Both calcium and caffeine induced calcium release from actively loaded heavy sarcoplasmic reticulum vesicles were studied to analyze the dependence of both activities on the composition of the release medium with respect to monovalent anions. Calcium is unable to induce net calcium release while caffeine remains effective as releasing agent when the experimental media contain neither chloride nor nitrate ions. Caffeine induced calcium release is not suppressed by chelating residual medium calcium (approximately 0 .5 -1 μᴍ) with 2 mᴍ EGTA added 15 s prior to 10 mᴍ caffeine. Calcium release from vesicles loaded in media containing 0.2 ᴍ gluconate as monovalent anion is induced when the medium is supplemented with chloride or nitrate. The release amplitude increases linearly when K-gluconate is replaced by KCl.
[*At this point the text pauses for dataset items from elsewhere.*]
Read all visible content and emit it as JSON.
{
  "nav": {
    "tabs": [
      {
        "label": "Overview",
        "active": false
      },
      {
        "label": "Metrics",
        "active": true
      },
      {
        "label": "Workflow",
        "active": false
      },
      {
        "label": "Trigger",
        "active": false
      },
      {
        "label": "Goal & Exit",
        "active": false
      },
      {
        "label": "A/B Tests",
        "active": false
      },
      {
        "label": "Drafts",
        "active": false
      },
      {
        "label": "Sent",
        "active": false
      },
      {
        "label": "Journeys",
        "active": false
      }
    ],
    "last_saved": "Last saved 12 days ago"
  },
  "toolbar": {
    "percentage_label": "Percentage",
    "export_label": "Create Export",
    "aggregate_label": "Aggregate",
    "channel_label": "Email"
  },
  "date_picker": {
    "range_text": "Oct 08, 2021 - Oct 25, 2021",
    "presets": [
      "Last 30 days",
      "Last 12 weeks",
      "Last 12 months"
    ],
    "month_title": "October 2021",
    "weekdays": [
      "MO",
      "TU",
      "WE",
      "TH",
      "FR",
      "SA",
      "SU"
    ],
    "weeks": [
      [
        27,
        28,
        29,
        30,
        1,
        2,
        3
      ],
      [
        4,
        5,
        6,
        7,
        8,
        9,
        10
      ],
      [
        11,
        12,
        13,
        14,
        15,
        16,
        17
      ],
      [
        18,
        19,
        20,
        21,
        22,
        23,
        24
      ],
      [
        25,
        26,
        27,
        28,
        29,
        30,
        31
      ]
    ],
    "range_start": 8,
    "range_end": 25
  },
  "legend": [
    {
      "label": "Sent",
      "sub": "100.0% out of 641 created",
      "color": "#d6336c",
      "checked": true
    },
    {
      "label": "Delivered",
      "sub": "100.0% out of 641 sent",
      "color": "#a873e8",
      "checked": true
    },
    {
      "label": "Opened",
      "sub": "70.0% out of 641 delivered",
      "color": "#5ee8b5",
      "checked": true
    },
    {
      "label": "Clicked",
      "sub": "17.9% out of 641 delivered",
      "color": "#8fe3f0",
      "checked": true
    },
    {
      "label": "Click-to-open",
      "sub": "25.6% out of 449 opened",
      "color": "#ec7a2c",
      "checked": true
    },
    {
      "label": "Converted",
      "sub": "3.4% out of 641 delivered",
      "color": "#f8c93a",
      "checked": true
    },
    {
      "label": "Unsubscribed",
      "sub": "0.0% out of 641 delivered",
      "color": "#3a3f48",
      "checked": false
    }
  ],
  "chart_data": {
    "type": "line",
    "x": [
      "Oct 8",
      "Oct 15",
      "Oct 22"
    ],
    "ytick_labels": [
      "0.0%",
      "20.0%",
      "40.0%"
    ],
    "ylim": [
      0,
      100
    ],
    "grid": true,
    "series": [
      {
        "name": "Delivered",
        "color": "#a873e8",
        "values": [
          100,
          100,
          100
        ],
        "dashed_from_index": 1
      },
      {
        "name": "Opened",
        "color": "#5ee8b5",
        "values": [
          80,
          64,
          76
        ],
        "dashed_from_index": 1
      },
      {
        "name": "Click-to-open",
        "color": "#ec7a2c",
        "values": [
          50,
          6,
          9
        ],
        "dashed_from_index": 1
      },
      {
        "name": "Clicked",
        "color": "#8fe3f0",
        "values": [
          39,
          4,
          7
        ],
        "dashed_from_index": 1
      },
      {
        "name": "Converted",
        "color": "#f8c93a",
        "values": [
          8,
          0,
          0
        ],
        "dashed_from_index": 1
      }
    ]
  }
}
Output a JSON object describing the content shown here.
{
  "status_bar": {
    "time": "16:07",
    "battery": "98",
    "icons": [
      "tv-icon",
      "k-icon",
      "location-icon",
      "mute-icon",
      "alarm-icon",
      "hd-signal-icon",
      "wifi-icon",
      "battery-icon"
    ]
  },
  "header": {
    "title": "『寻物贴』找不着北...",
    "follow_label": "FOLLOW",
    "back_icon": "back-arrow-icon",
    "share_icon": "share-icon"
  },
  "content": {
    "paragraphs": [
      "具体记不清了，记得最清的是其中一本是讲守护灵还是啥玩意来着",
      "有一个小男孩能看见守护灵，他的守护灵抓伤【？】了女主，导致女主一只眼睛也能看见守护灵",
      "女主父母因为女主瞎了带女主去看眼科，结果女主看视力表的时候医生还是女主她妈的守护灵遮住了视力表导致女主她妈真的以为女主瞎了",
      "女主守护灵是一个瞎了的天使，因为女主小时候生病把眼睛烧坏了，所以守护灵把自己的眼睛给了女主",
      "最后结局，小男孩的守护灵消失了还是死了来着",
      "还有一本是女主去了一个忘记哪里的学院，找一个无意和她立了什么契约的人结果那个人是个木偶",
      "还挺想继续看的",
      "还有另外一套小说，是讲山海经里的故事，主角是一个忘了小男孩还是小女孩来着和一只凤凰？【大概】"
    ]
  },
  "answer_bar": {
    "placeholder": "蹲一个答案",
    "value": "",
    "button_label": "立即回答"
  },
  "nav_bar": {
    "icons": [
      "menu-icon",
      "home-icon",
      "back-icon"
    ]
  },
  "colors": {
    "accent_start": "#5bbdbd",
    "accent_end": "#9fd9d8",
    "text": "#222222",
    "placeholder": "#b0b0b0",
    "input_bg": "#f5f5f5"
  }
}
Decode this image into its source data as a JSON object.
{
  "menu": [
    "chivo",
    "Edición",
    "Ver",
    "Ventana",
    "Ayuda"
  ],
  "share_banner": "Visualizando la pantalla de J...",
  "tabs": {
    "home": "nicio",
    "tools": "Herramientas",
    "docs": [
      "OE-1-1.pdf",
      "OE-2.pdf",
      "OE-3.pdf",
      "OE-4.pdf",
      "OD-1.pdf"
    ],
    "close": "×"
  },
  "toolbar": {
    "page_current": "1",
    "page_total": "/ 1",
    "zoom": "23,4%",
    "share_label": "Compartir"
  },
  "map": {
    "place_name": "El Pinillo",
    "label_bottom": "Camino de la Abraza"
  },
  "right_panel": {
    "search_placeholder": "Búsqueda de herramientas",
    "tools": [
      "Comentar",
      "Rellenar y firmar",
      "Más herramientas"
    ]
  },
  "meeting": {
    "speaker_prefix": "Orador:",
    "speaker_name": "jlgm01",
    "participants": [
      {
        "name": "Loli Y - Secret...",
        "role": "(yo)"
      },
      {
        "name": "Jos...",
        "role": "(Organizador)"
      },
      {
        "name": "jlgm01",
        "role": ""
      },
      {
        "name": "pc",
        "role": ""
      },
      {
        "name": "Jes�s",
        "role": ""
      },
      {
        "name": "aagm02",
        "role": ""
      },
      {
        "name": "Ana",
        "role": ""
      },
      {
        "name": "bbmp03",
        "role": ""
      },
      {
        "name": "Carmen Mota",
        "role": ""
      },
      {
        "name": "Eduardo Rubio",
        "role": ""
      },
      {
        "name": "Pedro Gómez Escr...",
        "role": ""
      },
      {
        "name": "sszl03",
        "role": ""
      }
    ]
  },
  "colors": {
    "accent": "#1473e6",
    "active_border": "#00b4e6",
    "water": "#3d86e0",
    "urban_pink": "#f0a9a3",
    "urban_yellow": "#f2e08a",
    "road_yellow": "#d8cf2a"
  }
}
At constant ionic strength the release amplitude becomes maximal at a chloride concentration of 0.2 ᴍ. The chloride effect completely disappears when 2 mᴍ EGTA are added simultaneously. When chloride is replaced by nitrate, as releasing agent, maximal release is achieved already by addition of 0.1 ᴍ K-nitrate. The releasing effect of nitrate can only partially be suppressed by EGTA. The different effectiveness of gluconate, chloride and nitrate as calcium release supporting ions corresponds to their activating effect on the binding of ryanodine to the calcium release channel in the vesicular membranes.